Teile der Römermauer in Lugo eingestürzt
Die Stürme an der spanischen Mittelmeerküste haben für Schlagzeilen gesorgt, doch auch den Nordwesten der Iberischen Halbinsel hat es erwischt. Wind und Wassermengen haben einen Teil der berühmten römischen Stadtmauer von Lugo zum Einsturz gebracht, der laut Experten besterhaltenen Römermauer Europas. Doch wieder einmal zeigt sich: Die Muralla ist nicht wirklich kaputt zu kriegen, das haben schon Goten, Piraten und Stadtplaner versucht.
von Tobias Büscher
Anfang Februar 2026 brachen Dutzende Steine aus der Mauer, was neben den Anwohnern auch die Eidechsen, Mauersegler und Fledermäuse in Alarmbereitschaft versetzte. Die herausgebrochenen Steine stammen allerdings nicht ursprünglich von den römischen Baumeistern selbst, sondern sind bei Ausbesserungsarbeiten eingefügt worden.
Die 2,2 km lange Muralla mit ihren zehn Türmen wird ständig überwacht. Der Schaden ist übersichtlich, allerdings so groß wie noch nie.
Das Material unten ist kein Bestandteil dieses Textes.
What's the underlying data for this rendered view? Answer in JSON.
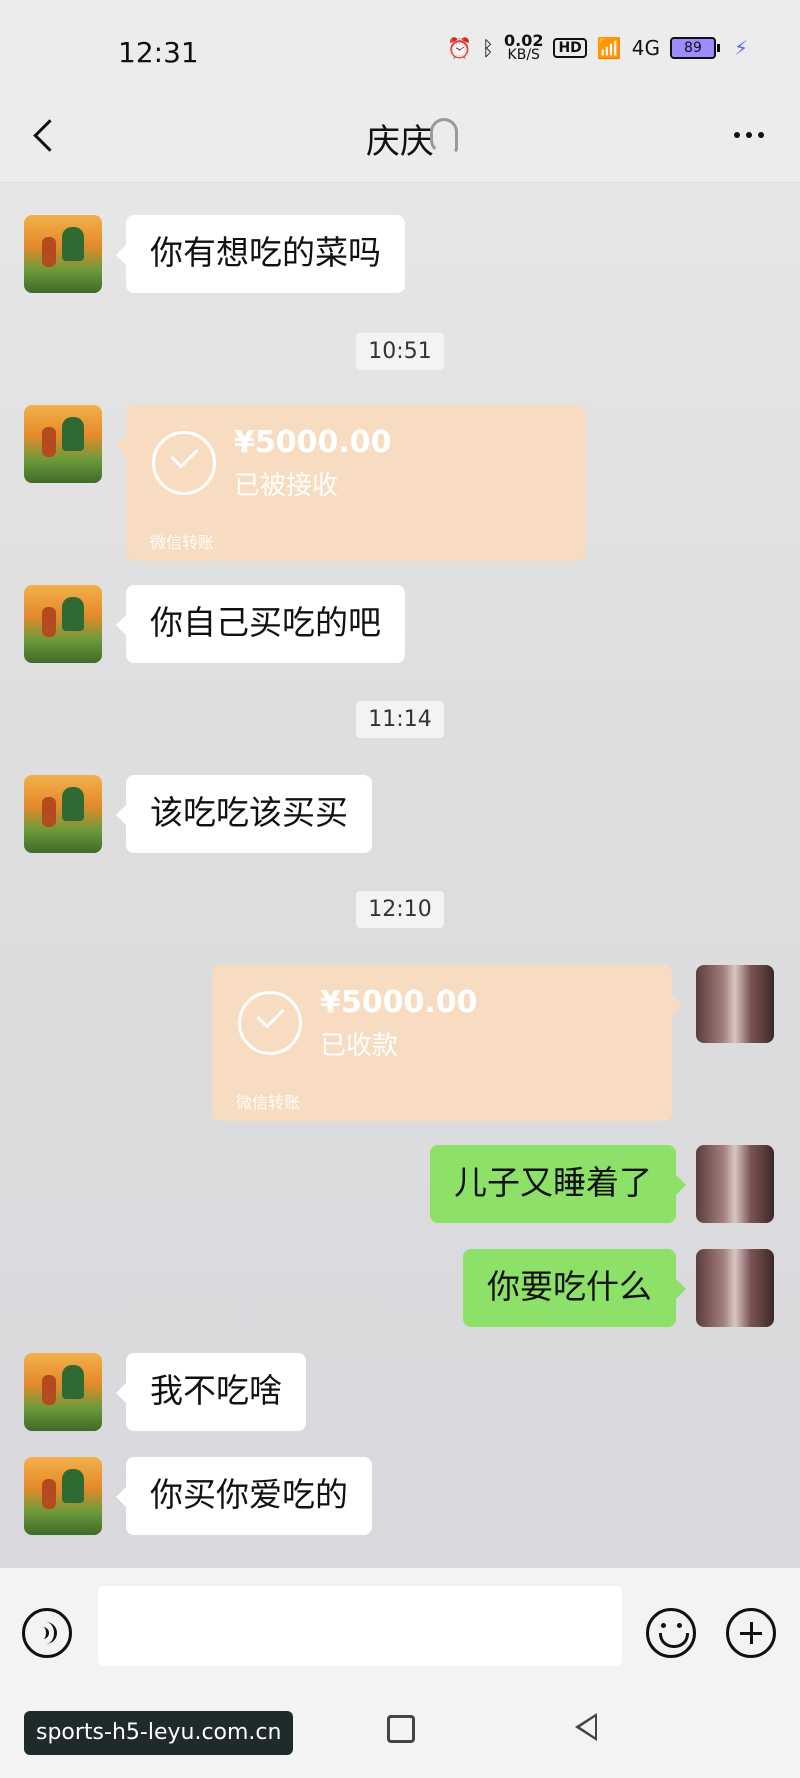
{
  "status_bar": {
    "time": "12:31",
    "net_speed_value": "0.02",
    "net_speed_unit": "KB/S",
    "hd": "HD",
    "network_type": "4G",
    "battery": "89",
    "colors": {
      "battery_fill": "#9b8cff",
      "bolt": "#5a6bff"
    }
  },
  "header": {
    "title": "庆庆",
    "back_icon": "chevron-left-icon",
    "ear_icon": "ear-icon",
    "more_icon": "ellipsis-icon"
  },
  "messages": [
    {
      "side": "left",
      "type": "text",
      "text": "你有想吃的菜吗"
    },
    {
      "type": "time",
      "text": "10:51"
    },
    {
      "side": "left",
      "type": "transfer",
      "amount": "¥5000.00",
      "status": "已被接收",
      "footer": "微信转账"
    },
    {
      "side": "left",
      "type": "text",
      "text": "你自己买吃的吧"
    },
    {
      "type": "time",
      "text": "11:14"
    },
    {
      "side": "left",
      "type": "text",
      "text": "该吃吃该买买"
    },
    {
      "type": "time",
      "text": "12:10"
    },
    {
      "side": "right",
      "type": "transfer",
      "amount": "¥5000.00",
      "status": "已收款",
      "footer": "微信转账"
    },
    {
      "side": "right",
      "type": "text",
      "text": "儿子又睡着了"
    },
    {
      "side": "right",
      "type": "text",
      "text": "你要吃什么"
    },
    {
      "side": "left",
      "type": "text",
      "text": "我不吃啥"
    },
    {
      "side": "left",
      "type": "text",
      "text": "你买你爱吃的"
    }
  ],
  "input_bar": {
    "voice_icon": "voice-icon",
    "emoji_icon": "emoji-icon",
    "plus_icon": "plus-icon",
    "input_value": ""
  },
  "watermark": "sports-h5-leyu.com.cn",
  "colors": {
    "left_bubble": "#ffffff",
    "right_bubble": "#8de168",
    "transfer": "#f8dcc1"
  }
}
Die Restaurierung wird Wochen in Anspruch nehmen.
Normalerweise machen den verantwortlichen Architekten rund um Ignacio López de Rego der winterliche Frost zu schaffen, doch bereiten sie sich längst auch auf weitere Sturmzüge und Wassermassen vor. Motto: Sie darf nicht zerstört werden, die "Mauer für die Menschheit" (laut PR-Abteilung).
Die Muralla: einzigartig in Spanien
Lugos 1700 Jahre alte Stadtmauer gehört seit dem Jahr 2020 zu den 50 Welterbestätten Spaniens. Der Grund: Sie ist als einzige noch vollständig erhalten.
Zwar gab es auch in der galicischen Provinzstadt Überlegungen, sie bei der Stadterweiterung abzureißen. Doch anders als in Köln oder auch Valencia geschah das nicht. Wohl auch deshalb, weil Lugo mit knapp 100.000 Einwohnern keine gewaltige Metropole ist und schon gar keine sechsspurigen Schneisen für den Autoverkehr braucht.
Dafür feiern die Anwohner ihr römisches Erbe ganz groß. Das Arde-Lucus-Fest im Juni stuft Spaniens Regierung als "Fest von internationalem Interesse" ein. Dann joggen die Anwohner nicht über den Römerkreis, sondern ziehen sich sündhaft teure Römerkostüme an.
Übrigens: Die Architekten aus Lugo stehen in enger Verbindung mit den Beschützern der chinesischen Mauer. Wobei die Arbeit dort etwas anspruchsvoller ist. Das asiatische Bollwerk ist 21.193 Kilometer länger.